There is nothing like procrastinating to turn up the pressure. I did regular household chores last night but nothing in preparation for Selfish Mom's beyond grocery shopping. I was having way too much fun with google talk. Even if you don't have a microphone you can listen to the person who does have one and type your responses. Or just use it as regular instant messaging. Jeff offered me a webcam but really what is the point of chatting online if I can't do it in the all together? Okay I don't really do it nude. But I certainly don't want to have to worry about how I look while relaxing at home.

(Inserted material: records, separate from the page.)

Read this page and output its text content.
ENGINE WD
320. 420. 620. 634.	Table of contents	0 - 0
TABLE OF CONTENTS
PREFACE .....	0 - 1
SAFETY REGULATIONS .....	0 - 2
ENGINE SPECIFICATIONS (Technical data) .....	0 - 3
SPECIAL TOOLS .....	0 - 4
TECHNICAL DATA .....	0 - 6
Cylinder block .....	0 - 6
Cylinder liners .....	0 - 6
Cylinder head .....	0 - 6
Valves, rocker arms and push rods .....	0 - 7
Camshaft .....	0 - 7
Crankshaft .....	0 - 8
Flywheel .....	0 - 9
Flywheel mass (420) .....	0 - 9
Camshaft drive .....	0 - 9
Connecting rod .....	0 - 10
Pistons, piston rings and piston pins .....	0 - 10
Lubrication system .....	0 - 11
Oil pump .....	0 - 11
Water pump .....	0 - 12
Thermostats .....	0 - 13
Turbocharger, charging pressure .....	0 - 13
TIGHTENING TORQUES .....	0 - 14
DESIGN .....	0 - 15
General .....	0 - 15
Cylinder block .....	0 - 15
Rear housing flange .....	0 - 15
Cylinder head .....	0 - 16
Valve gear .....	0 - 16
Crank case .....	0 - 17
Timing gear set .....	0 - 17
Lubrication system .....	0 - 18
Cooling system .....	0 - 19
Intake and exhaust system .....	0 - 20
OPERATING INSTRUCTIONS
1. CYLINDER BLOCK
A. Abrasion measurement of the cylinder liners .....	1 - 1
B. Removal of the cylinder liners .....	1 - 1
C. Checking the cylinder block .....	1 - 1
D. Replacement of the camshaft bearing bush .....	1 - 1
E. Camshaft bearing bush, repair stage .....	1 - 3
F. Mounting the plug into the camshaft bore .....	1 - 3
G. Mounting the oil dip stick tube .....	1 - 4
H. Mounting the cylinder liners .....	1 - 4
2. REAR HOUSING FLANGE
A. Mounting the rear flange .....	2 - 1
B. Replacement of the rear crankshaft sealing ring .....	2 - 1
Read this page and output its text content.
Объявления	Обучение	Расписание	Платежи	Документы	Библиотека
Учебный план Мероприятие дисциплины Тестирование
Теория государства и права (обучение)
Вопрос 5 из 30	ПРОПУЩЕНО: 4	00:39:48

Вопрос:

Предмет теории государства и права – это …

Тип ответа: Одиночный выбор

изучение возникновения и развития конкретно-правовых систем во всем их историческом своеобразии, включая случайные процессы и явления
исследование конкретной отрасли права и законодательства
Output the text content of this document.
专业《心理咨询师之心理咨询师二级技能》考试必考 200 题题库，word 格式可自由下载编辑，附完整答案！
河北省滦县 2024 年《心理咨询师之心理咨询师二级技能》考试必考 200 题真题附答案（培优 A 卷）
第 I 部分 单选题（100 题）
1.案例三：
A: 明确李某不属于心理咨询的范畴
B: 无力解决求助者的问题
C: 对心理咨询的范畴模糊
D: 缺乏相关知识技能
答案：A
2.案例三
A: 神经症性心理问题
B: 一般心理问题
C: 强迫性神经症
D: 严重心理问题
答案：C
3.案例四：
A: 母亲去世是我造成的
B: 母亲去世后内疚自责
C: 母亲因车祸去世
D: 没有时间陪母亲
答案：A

On a more serious note. I have mellowed out about the situation here. My boss' position will most likely be replaced. I am not going to apply for it. I know that I am capable and it would be a big ego thing to get it this young. But really I love what I do now. And I want to be able to continue to prioritize my family and friends. I will be part of the interview team for his replacement and hopefully that will allow for some input in the final selection. In the meantime I am already feeling the weight of taking over temporarily. Meetings up the yin-yang. I should have the chance to catch up during Christmas week because I'm guessing I'll be the only one working.
PS Left this out of the weekend post yesterday: While at the farm I saw someone I used to work with at the teen center. He totally looked past me so I know he didn't recognize me out of context. Why didn't I approach him? Because I fired him. Awkward. He did seem like an attentive dad to his kid so that's encouraging.